Promises of something invariably turn into empty promises and a way to manipulate a vulnerable recipient.
It is no different in a personal relationship....where the person who cares least,retains the control.
Finding or creating a way out of something to your advantage , is much easier when empathy is missing.
Just ask how the handling of Agency Development Loans in the 1980's played out and how a number of long standing agents/advisers took their own lives when pushed to pay back monies they were very loosely advised by managers they would never ever have to repay.
If you were to say that advisers currently feel abandoned, victimized and vulnerable, it would be a significant understatement.
They have unjustly been the punching bag of all and sundry for the last decade because it's the easiest route to take.
It's easier to attack a small target than a large one and easier still when the level of care and empathy is non-existent.

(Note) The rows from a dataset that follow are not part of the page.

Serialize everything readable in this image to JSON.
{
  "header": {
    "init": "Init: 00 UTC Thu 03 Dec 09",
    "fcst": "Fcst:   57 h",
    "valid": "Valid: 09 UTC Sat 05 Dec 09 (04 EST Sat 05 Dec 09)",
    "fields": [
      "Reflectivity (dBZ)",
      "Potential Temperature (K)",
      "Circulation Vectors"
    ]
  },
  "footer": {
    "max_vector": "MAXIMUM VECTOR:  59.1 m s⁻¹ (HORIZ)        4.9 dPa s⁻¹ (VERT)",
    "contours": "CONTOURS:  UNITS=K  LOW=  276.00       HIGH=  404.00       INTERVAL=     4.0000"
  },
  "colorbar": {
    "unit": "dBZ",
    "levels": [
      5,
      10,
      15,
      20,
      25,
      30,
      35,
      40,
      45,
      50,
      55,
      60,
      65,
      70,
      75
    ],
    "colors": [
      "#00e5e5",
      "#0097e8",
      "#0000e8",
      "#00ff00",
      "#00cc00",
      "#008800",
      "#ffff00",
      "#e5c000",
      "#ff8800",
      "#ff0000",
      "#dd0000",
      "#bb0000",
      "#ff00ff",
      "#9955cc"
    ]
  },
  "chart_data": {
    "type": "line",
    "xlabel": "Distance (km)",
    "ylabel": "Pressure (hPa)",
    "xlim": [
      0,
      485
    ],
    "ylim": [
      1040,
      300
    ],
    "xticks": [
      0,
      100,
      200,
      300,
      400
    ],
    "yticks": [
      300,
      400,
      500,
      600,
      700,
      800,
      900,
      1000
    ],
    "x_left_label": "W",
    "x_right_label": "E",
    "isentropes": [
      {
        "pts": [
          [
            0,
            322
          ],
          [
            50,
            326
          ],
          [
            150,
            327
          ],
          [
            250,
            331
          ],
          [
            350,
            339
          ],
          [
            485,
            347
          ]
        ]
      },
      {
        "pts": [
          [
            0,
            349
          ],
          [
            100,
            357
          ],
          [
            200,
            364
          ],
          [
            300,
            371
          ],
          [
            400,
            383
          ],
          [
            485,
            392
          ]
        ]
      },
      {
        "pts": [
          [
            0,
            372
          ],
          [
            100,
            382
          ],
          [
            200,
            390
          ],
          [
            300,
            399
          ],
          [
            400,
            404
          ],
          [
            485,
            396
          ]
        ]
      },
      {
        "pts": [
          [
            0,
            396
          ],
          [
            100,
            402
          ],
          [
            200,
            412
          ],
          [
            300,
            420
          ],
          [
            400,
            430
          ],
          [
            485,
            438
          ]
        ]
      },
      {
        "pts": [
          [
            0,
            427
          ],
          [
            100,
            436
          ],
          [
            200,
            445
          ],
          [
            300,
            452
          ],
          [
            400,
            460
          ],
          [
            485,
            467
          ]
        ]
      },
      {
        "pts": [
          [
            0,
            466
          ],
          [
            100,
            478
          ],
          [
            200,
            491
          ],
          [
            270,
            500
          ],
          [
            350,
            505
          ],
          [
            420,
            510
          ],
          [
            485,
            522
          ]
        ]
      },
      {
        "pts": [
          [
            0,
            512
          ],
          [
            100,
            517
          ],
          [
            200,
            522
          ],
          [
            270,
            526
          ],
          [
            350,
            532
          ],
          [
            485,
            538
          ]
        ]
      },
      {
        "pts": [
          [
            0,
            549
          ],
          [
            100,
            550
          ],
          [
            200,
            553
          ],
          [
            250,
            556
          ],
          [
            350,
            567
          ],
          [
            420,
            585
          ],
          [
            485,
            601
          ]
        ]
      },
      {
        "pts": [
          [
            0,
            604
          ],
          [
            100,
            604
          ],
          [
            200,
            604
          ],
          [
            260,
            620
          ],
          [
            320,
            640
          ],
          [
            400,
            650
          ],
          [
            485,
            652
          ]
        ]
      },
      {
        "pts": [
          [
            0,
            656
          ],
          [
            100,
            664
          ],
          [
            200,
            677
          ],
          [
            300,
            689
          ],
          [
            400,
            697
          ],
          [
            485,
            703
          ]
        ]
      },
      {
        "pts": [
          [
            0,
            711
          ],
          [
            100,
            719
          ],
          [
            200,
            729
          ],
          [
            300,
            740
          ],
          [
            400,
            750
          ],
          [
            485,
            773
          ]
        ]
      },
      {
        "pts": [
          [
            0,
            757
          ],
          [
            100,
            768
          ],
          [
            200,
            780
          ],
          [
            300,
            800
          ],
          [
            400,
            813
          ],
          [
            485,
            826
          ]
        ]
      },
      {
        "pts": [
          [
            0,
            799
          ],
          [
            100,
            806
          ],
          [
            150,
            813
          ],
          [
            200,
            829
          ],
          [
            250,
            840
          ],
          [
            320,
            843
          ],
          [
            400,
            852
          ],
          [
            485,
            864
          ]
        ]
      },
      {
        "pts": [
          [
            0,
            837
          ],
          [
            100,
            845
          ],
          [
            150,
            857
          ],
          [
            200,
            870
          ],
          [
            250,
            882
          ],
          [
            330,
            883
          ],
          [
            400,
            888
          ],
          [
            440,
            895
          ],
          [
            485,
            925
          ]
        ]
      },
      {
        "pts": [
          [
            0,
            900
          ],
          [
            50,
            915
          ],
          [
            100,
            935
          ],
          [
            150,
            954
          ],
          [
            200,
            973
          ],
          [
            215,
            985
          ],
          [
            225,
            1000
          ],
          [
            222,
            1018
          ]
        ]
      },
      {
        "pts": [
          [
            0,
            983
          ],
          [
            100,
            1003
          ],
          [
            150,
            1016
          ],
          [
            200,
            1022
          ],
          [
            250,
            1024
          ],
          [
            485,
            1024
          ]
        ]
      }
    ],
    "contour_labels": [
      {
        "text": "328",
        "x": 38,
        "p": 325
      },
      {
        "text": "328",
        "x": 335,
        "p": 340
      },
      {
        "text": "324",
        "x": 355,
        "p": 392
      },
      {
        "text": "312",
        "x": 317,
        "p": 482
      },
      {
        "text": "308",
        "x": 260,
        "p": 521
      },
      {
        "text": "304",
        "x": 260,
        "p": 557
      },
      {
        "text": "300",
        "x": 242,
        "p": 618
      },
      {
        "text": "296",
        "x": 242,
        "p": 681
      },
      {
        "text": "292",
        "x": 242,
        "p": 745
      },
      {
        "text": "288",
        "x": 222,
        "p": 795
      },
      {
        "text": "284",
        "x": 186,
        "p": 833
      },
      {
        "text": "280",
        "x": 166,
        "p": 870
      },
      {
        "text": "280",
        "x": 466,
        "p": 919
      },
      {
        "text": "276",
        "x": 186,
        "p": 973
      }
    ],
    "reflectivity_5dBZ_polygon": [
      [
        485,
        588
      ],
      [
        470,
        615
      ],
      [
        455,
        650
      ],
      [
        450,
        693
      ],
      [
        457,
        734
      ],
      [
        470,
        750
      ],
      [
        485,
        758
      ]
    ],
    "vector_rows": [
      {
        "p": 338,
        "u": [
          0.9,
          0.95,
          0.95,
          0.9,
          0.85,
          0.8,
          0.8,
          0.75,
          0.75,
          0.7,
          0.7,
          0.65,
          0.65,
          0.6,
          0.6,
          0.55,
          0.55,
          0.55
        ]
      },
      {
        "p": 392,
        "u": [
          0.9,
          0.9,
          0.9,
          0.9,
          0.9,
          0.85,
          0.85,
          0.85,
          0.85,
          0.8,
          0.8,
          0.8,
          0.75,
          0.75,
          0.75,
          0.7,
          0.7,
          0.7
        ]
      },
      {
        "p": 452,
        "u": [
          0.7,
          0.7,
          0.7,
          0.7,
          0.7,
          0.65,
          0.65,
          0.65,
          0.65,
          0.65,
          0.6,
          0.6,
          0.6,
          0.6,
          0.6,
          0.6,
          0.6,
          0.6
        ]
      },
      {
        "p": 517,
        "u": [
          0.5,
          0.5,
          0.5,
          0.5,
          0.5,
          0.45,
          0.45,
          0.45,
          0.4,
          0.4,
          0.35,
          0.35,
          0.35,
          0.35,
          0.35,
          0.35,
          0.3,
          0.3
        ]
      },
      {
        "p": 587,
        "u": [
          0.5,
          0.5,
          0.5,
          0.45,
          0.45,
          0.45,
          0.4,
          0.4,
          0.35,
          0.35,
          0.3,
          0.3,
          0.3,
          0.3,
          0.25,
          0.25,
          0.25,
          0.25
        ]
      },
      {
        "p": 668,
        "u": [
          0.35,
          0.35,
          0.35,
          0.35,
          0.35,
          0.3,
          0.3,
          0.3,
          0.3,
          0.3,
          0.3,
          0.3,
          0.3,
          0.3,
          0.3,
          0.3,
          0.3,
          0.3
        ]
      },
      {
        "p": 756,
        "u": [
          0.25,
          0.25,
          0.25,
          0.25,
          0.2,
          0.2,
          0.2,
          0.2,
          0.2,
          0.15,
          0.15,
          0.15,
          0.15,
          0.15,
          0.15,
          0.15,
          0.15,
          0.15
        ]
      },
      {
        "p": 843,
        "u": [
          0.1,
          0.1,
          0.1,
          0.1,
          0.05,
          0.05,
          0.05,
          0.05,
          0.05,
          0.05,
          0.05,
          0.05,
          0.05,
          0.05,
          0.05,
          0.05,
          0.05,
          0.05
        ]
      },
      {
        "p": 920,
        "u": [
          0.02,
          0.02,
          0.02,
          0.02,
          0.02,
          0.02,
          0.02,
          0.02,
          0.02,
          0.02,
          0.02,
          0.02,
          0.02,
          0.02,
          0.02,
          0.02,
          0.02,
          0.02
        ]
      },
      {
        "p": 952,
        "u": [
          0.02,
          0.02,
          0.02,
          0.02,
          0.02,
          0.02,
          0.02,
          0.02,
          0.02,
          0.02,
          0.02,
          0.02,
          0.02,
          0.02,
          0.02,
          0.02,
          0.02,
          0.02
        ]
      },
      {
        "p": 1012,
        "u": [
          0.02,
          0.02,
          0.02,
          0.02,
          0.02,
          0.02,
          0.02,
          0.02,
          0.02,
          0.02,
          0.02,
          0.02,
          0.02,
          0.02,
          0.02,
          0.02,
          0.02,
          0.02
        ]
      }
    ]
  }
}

It would be interesting to see how Dr. Simon Longstaff from the The Ethics Centre would make comment not about how advisers should be addressing their own ethical responsibilities, but how the ethical treatment of advisers by their licensees, by ASIC and by the media has played out over the last decade or so.
Has the treatment and assessment of advisers in general been ethical in it's approach or has it in fact been influenced by a pre-determined perception and an ability to attack a generally defenseless sector.

Spot on Agent 86!

and they talk about financial planners behaving unethically!